The Payment Services Regulations 2009 (PSR) define the law relating to banking and credit card matters, including how unauthorised banking and card transactions must be dealt with. 

These principles are reflected in the Financial Conduct Authority (FCA) Handbook called entitled Banking: Conduct of Business and Sourcebook (BCOBS) that banks and card providers must follow.

Summary

The Payment Services Regulations 2009 protect you if there is an unauthorised transaction made on your credit or debit card, for example if it was stolen or you were victim to a scam.  

As long as you weren't acting negligently, you should be able to get your money back. 

If your credit or debit card is lost or stolen and then used to buy something you should get the disputed sum paid back to you. 
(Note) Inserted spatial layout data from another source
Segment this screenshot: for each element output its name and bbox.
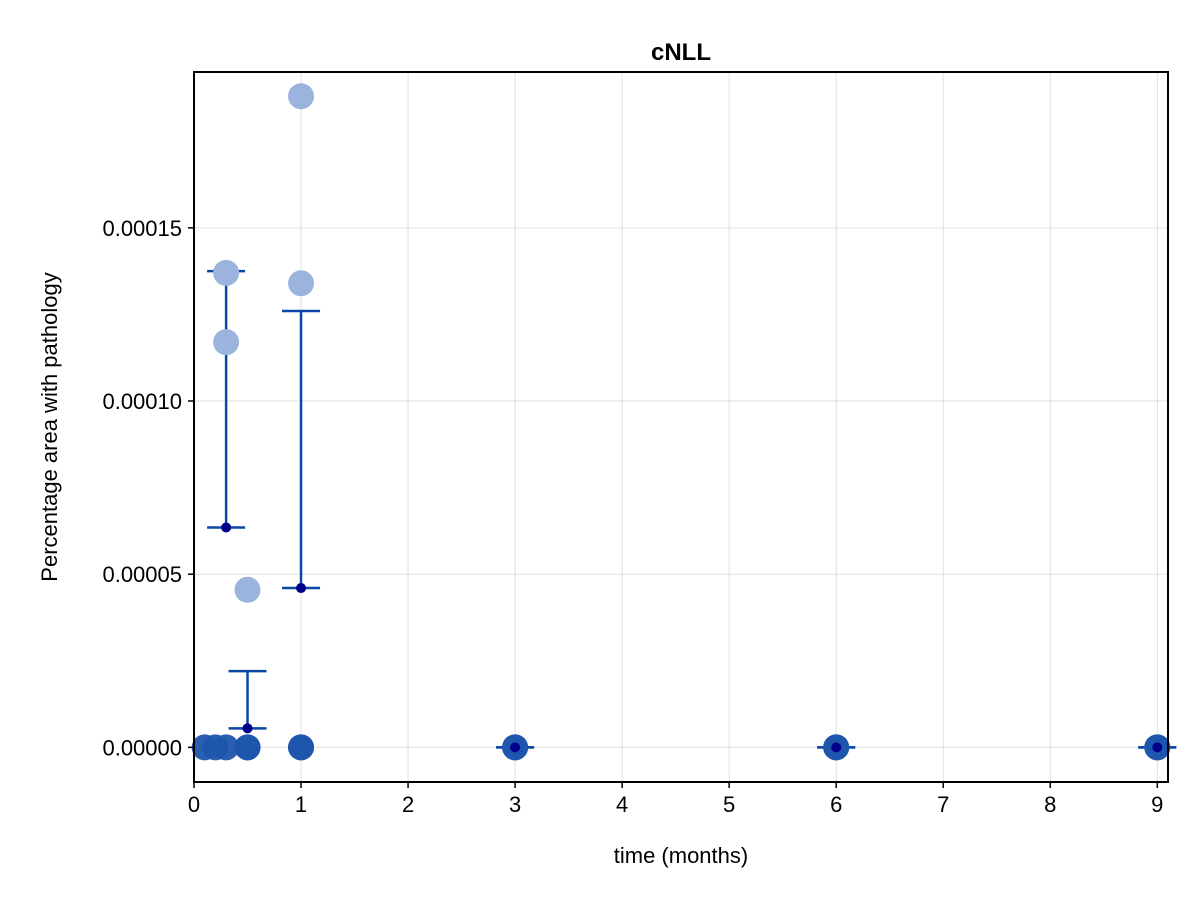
individual-point: [234, 576, 261, 603]
y-axis-ticks: 0.00000 0.00005 0.00010 0.00015: [102, 216, 194, 760]
mean-marker: [510, 742, 521, 753]
y-tick-label: 0.00005: [102, 562, 182, 587]
x-tick-label: 6: [830, 792, 842, 817]
x-axis-label: time (months): [614, 843, 748, 868]
x-tick-label: 3: [509, 792, 521, 817]
mean-marker: [1152, 742, 1163, 753]
mean-marker: [221, 522, 232, 533]
individual-point: [288, 83, 315, 110]
mean-marker: [242, 723, 253, 734]
mean-markers: [221, 522, 1163, 753]
chart-title: cNLL: [651, 39, 711, 66]
individual-point: [288, 270, 315, 297]
error-bars: [207, 269, 1177, 749]
y-axis-label: Percentage area with pathology: [37, 272, 62, 581]
x-tick-label: 2: [402, 792, 414, 817]
y-tick-label: 0.00010: [102, 389, 182, 414]
x-tick-label: 7: [937, 792, 949, 817]
mean-marker: [831, 742, 842, 753]
individual-point: [213, 734, 240, 761]
x-tick-label: 8: [1044, 792, 1056, 817]
x-tick-label: 9: [1151, 792, 1163, 817]
individual-point: [213, 259, 240, 286]
x-tick-label: 0: [188, 792, 200, 817]
grid-lines: [193, 72, 1168, 782]
x-axis-ticks: 0 1 2 3 4 5 6 7 8 9: [188, 782, 1163, 817]
individual-point: [234, 734, 261, 761]
x-tick-label: 5: [723, 792, 735, 817]
x-tick-label: 1: [295, 792, 307, 817]
individual-point: [213, 329, 240, 356]
y-tick-label: 0.00015: [102, 216, 182, 241]
x-tick-label: 4: [616, 792, 628, 817]
individual-point: [288, 734, 315, 761]
data-points: [191, 83, 1171, 761]
y-tick-label: 0.00000: [102, 735, 182, 760]
plot-frame: [193, 71, 1169, 783]
mean-marker: [296, 583, 307, 594]
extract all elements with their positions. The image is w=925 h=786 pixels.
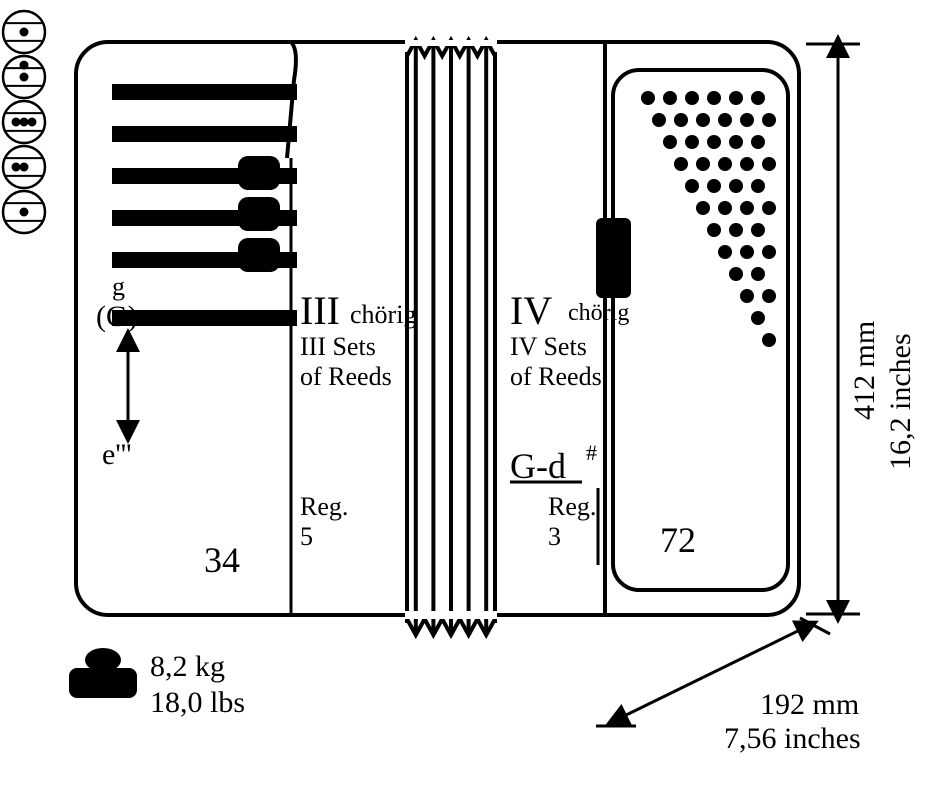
bass-choirs-roman: IV xyxy=(510,288,552,334)
bass-button xyxy=(740,201,754,215)
bass-panel xyxy=(613,70,788,590)
bass-button xyxy=(762,113,776,127)
bass-button xyxy=(762,289,776,303)
key-bar xyxy=(112,126,297,142)
bass-button xyxy=(751,179,765,193)
treble-sets-label: III Sets of Reeds xyxy=(300,332,392,392)
bass-button xyxy=(707,179,721,193)
weight-icon xyxy=(69,648,137,698)
bass-button xyxy=(707,135,721,149)
bass-choirs-suffix: chörig xyxy=(568,300,629,328)
treble-keys-count: 34 xyxy=(204,540,240,581)
bass-button xyxy=(751,223,765,237)
bass-reg-label: Reg. 3 xyxy=(548,492,596,552)
bass-button xyxy=(762,201,776,215)
key-bar xyxy=(112,310,297,326)
bass-button xyxy=(751,267,765,281)
height-mm-label: 412 mm xyxy=(848,321,883,420)
bass-button xyxy=(729,179,743,193)
bass-button xyxy=(740,157,754,171)
bass-button xyxy=(729,223,743,237)
bass-button xyxy=(718,113,732,127)
bass-button xyxy=(740,289,754,303)
depth-mm-label: 192 mm xyxy=(760,688,859,723)
bass-button xyxy=(729,91,743,105)
bass-button xyxy=(740,113,754,127)
bass-button xyxy=(652,113,666,127)
bass-button xyxy=(641,91,655,105)
key-bar xyxy=(112,84,297,100)
bass-button xyxy=(674,157,688,171)
bass-range-label: G-d xyxy=(510,446,566,487)
bass-button xyxy=(762,157,776,171)
black-key xyxy=(238,197,280,231)
weight-lbs-label: 18,0 lbs xyxy=(150,686,245,721)
bass-button xyxy=(729,135,743,149)
black-key xyxy=(238,238,280,272)
bass-button xyxy=(696,113,710,127)
bass-button xyxy=(663,91,677,105)
bass-button xyxy=(685,135,699,149)
bass-button xyxy=(718,157,732,171)
bass-button xyxy=(718,201,732,215)
bass-button xyxy=(674,113,688,127)
treble-reg-label: Reg. 5 xyxy=(300,492,348,552)
note-G-label: (G) xyxy=(96,300,138,335)
bass-buttons-count: 72 xyxy=(660,520,696,561)
bass-button xyxy=(762,245,776,259)
bass-button xyxy=(740,245,754,259)
bass-button xyxy=(707,223,721,237)
bass-button xyxy=(751,135,765,149)
treble-choirs-roman: III xyxy=(300,288,340,334)
strap-tab xyxy=(596,218,631,298)
diagram-svg xyxy=(0,0,925,786)
height-in-label: 16,2 inches xyxy=(884,333,919,470)
bass-button xyxy=(696,157,710,171)
bass-button xyxy=(729,267,743,281)
bass-sets-label: IV Sets of Reeds xyxy=(510,332,602,392)
note-g-label: g xyxy=(112,272,125,302)
treble-choirs-suffix: chörig xyxy=(350,300,416,330)
weight-kg-label: 8,2 kg xyxy=(150,650,225,685)
bass-button xyxy=(751,311,765,325)
depth-in-label: 7,56 inches xyxy=(724,722,861,757)
bass-button xyxy=(696,201,710,215)
bass-range-sharp: # xyxy=(586,440,597,465)
bass-button xyxy=(663,135,677,149)
bass-button xyxy=(718,245,732,259)
bass-button xyxy=(685,91,699,105)
black-key xyxy=(238,156,280,190)
bass-button xyxy=(762,333,776,347)
note-e3-label: e''' xyxy=(102,438,132,473)
bass-button xyxy=(751,91,765,105)
bass-button xyxy=(685,179,699,193)
bass-button xyxy=(707,91,721,105)
bass-range-tick: ' xyxy=(602,446,607,481)
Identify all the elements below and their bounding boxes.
If your card provider can show that you failed to take reasonable steps to protect your security features e.g. your card pin number then it can make a £50 deduction from the refund - it can’t though make this deduction if the transaction was made after you had reported the card lost or stolen.

If your credit or debit card provider can show that you acted fraudulently or you were grossly negligent then it would have grounds to refuse to refund any of the disputed sum.  

The Payment Services Regulations can help if there is a transaction on your credit card that you know nothing about.

If the card has not been lost or stolen but someone else uses the card details to buy something, for example if a card is cloned or someone uses details you gave to a retailer when buying an item over the phone or through the internet, then the Payment Services Regulations mean you should be refunded in full. 

Again, if it can be shown that you had acted fraudulently or were grossly negligent then the card provider can refuse to credit the sum back.

If the card is used before you received it then you should be refunded in full.